RBL Bank、FCNR預金の強い獲得を受け株価上昇 シティはさらなる上昇余地を指摘
重要ポイント
- •RBL BankはFCNR(B)預金の強い獲得を発表し、株価が上昇。シティはさらなる上昇余地を示唆した。
- •シティは、RBL Bankが発起人とEmirates NBDとの関係を活用し、UAEルートから際立って規模の大きいFCNR(B)預金プールを調達したと指摘した。
- •FCNR(B)預金は非居住インド人による外貨建て定期預金で、為替リスクは預金者ではなく銀行が負う。
- •低コストのFCNR(B)調達は資金の運用方法次第で、RBL Bankの利ザヤを中期的に下支えする可能性がある。

民間銀行のRBL BankがFCNR(B)預金の強い獲得を発表したことを受け、同社株価が上昇し、証券会社のシティは今後のさらなる上昇余地を指摘した。
シティは、RBL Bankが発起人とEmirates NBDとの関係を活用し、UAEルートから際立って規模の大きいFCNR(B)預金プールを獲得したと述べた。

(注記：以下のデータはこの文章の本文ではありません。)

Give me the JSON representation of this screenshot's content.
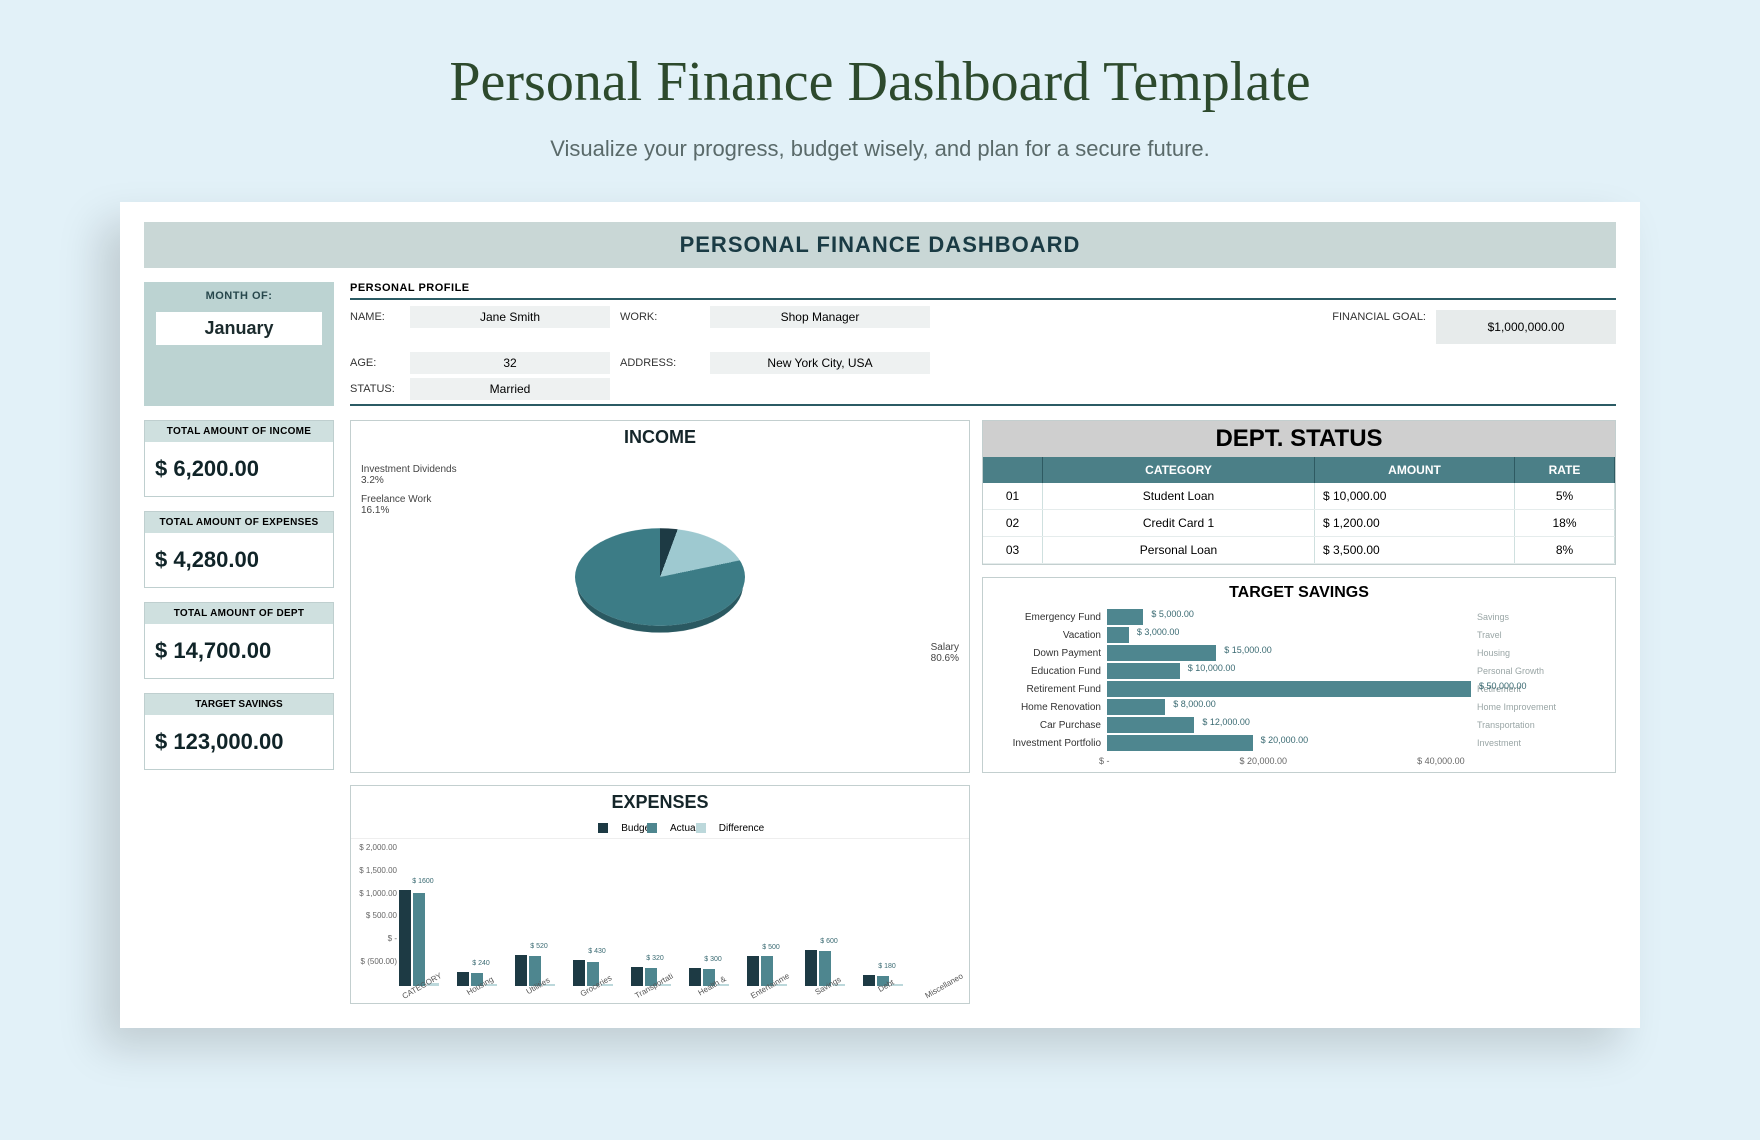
{
  "header": {
    "title": "Personal Finance Dashboard Template",
    "subtitle": "Visualize your progress, budget wisely, and plan for a secure future."
  },
  "banner": "PERSONAL FINANCE DASHBOARD",
  "month": {
    "label": "MONTH OF:",
    "value": "January"
  },
  "profile": {
    "section": "PERSONAL PROFILE",
    "name_label": "NAME:",
    "name": "Jane Smith",
    "age_label": "AGE:",
    "age": "32",
    "status_label": "STATUS:",
    "status": "Married",
    "work_label": "WORK:",
    "work": "Shop Manager",
    "address_label": "ADDRESS:",
    "address": "New York City, USA",
    "goal_label": "FINANCIAL GOAL:",
    "goal": "$1,000,000.00"
  },
  "kpi": {
    "income_label": "TOTAL AMOUNT OF INCOME",
    "income": "$   6,200.00",
    "expenses_label": "TOTAL AMOUNT OF EXPENSES",
    "expenses": "$   4,280.00",
    "debt_label": "TOTAL AMOUNT OF DEPT",
    "debt": "$ 14,700.00",
    "savings_label": "TARGET SAVINGS",
    "savings": "$ 123,000.00"
  },
  "income_chart": {
    "title": "INCOME",
    "lbl_div": "Investment Dividends",
    "pct_div": "3.2%",
    "lbl_fw": "Freelance Work",
    "pct_fw": "16.1%",
    "lbl_sal": "Salary",
    "pct_sal": "80.6%"
  },
  "dept": {
    "title": "DEPT. STATUS",
    "h_cat": "CATEGORY",
    "h_amt": "AMOUNT",
    "h_rate": "RATE",
    "rows": [
      {
        "id": "01",
        "cat": "Student Loan",
        "amt": "$                       10,000.00",
        "rate": "5%"
      },
      {
        "id": "02",
        "cat": "Credit Card 1",
        "amt": "$                         1,200.00",
        "rate": "18%"
      },
      {
        "id": "03",
        "cat": "Personal Loan",
        "amt": "$                         3,500.00",
        "rate": "8%"
      }
    ]
  },
  "expenses_chart": {
    "title": "EXPENSES",
    "legend": {
      "b": "Budget",
      "a": "Actual",
      "d": "Difference"
    },
    "yticks": [
      "$ 2,000.00",
      "$ 1,500.00",
      "$ 1,000.00",
      "$ 500.00",
      "$ -",
      "$ (500.00)"
    ],
    "cats": [
      "CATEGORY",
      "Housing",
      "Utilities",
      "Groceries",
      "Transportati",
      "Health &",
      "Entertainme",
      "Savings",
      "Debt",
      "Miscellaneo"
    ]
  },
  "target": {
    "title": "TARGET SAVINGS",
    "rows": [
      {
        "name": "Emergency Fund",
        "val": "$ 5,000.00",
        "pct": 10,
        "note": "Savings"
      },
      {
        "name": "Vacation",
        "val": "$ 3,000.00",
        "pct": 6,
        "note": "Travel"
      },
      {
        "name": "Down Payment",
        "val": "$ 15,000.00",
        "pct": 30,
        "note": "Housing"
      },
      {
        "name": "Education Fund",
        "val": "$ 10,000.00",
        "pct": 20,
        "note": "Personal Growth"
      },
      {
        "name": "Retirement Fund",
        "val": "$ 50,000.00",
        "pct": 100,
        "note": "Retirement"
      },
      {
        "name": "Home Renovation",
        "val": "$ 8,000.00",
        "pct": 16,
        "note": "Home Improvement"
      },
      {
        "name": "Car Purchase",
        "val": "$ 12,000.00",
        "pct": 24,
        "note": "Transportation"
      },
      {
        "name": "Investment Portfolio",
        "val": "$ 20,000.00",
        "pct": 40,
        "note": "Investment"
      }
    ],
    "axis": [
      "$ -",
      "$ 20,000.00",
      "$ 40,000.00"
    ]
  },
  "chart_data": [
    {
      "type": "pie",
      "title": "INCOME",
      "series": [
        {
          "name": "Salary",
          "value": 80.6
        },
        {
          "name": "Freelance Work",
          "value": 16.1
        },
        {
          "name": "Investment Dividends",
          "value": 3.2
        }
      ],
      "total": 6200
    },
    {
      "type": "bar",
      "title": "EXPENSES",
      "categories": [
        "Housing",
        "Utilities",
        "Groceries",
        "Transportation",
        "Health & Wellness",
        "Entertainment",
        "Savings",
        "Debt",
        "Miscellaneous"
      ],
      "series": [
        {
          "name": "Budget",
          "values": [
            1600,
            240,
            520,
            430,
            320,
            300,
            500,
            600,
            180
          ]
        },
        {
          "name": "Actual",
          "values": [
            1550,
            210,
            500,
            400,
            300,
            280,
            500,
            580,
            160
          ]
        },
        {
          "name": "Difference",
          "values": [
            50,
            30,
            20,
            30,
            20,
            20,
            0,
            20,
            20
          ]
        }
      ],
      "ylabel": "$",
      "ylim": [
        -500,
        2000
      ]
    },
    {
      "type": "table",
      "title": "DEPT. STATUS",
      "columns": [
        "CATEGORY",
        "AMOUNT",
        "RATE"
      ],
      "rows": [
        [
          "Student Loan",
          10000,
          "5%"
        ],
        [
          "Credit Card 1",
          1200,
          "18%"
        ],
        [
          "Personal Loan",
          3500,
          "8%"
        ]
      ]
    },
    {
      "type": "bar",
      "orientation": "horizontal",
      "title": "TARGET SAVINGS",
      "categories": [
        "Emergency Fund",
        "Vacation",
        "Down Payment",
        "Education Fund",
        "Retirement Fund",
        "Home Renovation",
        "Car Purchase",
        "Investment Portfolio"
      ],
      "values": [
        5000,
        3000,
        15000,
        10000,
        50000,
        8000,
        12000,
        20000
      ],
      "notes": [
        "Savings",
        "Travel",
        "Housing",
        "Personal Growth",
        "Retirement",
        "Home Improvement",
        "Transportation",
        "Investment"
      ],
      "xlim": [
        0,
        50000
      ]
    }
  ]
}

FCNR(B)(Foreign Currency Non-Resident (Bank))口座は、非居住インド人(NRI)が米ドルなどの外貨で保有する定期預金であり、インドの銀行にとって海外からの調達源となる。FCNR(B)預金は外貨建てであるため、為替リスクは預金者ではなく銀行側が負い、競争力のある金利で調達できれば比較的安定した海外調達手段となる。こうした預金は、2013年のターパー局面で見られたように、ルピーが下押しされた時期にインド準備銀行(RBI)が金利上限を緩和して資金流入を促した際など、インドの銀行にとって歴史的に重要な調達手段となってきた。
インドの銀行が信用需要に追いつくよう預金増加の強化に努めるなか、大規模で低コストの海外預金プールへのアクセスは特に意味を持つ。主に小口個人および中堅法人向けの貸出に注力するRBL Bankにとって、UAEルートからの低コストのFCNR(B)調達は時間の経過とともに利ザヤを下支えする可能性があるが、実際の影響は資金の運用方法次第である。